I have a 71 318 Truck block that was bored to 4.040 in my 66 Dart. The engine has KB243 pistons pressed unto 360 rods. The heads are closed chambered 315's off my tired 273 with 1.88/1.50 valves, ported 214 intake/165 exhaust with the chambers cut to bore and blended to heart shape. The cam is a Schneider .473 lift @.050 and with Doug's headers. It was Dynoed during final tune with 349 ft/lb torque at 2400 RPM and 229 RWHP at 4500 RPM. It may not suit some people's needs, but I really love the old school Hot Rod build. I've put 3000 miles on it so far and it is a blast to drive. 1wild&crazyguy built this for me and it came exactly as he advertised it. This site really misses 1wild&crazyguy and all his Mopar knowledge.
 
I have a 71 318 Truck block that was bored to 4.040 in my 66 Dart. The engine has KB243 pistons pressed unto 360 rods. The heads are closed chambered 315's off my tired 273 with 1.88/1.50 valves, ported 214 intake/165 exhaust with the chambers cut to bore and blended to heart shape. The cam is a Schneider .473 lift @.050 and with Doug's headers. It was Dynoed during final tune with 349 ft/lb torque at 2400 RPM and 229 RWHP at 4500 RPM. It may not suit some people's needs, but I really love the old school Hot Rod build. I've put 3000 miles on it so far and it is a blast to drive. 1wild&crazyguy built this for me and it came exactly as he advertised it. This site really misses 1wild&crazyguy and all his Mopar knowledge.

sounds pretty soggy for all that amount of work. But if your enjoying it, that's whats important!
 
I just built on over the winter. Used a 69 block for ma 69 coronet with 29,000 miles.

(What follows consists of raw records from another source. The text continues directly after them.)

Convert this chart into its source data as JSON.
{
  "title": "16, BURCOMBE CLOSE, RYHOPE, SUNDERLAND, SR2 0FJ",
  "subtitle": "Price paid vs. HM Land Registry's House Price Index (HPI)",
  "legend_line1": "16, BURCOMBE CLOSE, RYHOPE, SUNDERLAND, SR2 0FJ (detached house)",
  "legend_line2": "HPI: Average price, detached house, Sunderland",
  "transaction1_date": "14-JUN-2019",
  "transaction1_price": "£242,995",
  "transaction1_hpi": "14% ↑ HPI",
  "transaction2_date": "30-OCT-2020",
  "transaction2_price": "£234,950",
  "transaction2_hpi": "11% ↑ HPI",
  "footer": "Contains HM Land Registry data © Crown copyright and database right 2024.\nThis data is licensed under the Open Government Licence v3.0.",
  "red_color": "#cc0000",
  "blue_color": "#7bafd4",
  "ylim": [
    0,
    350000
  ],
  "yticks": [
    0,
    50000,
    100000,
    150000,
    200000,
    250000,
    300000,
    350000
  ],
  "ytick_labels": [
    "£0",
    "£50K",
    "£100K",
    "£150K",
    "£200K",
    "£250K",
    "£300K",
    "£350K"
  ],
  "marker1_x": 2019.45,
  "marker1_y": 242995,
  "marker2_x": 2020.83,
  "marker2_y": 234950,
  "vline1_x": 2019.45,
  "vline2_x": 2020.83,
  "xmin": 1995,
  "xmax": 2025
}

Early j heads 2.02/1.60 valve ported to the max, 565 lift cam 295/315 duration. stock cast crank 340 rods and KB243 pistons. have just over $1400 into the short block assembled and heads redone.

The machinist said there's still meat left(not for boring) motor will run hotter than normal, so I am going with an aluminum radiator.

The motors going in a 73 valiant I just picked up with 71,000 miles.

I just did it because of a the naysayers!!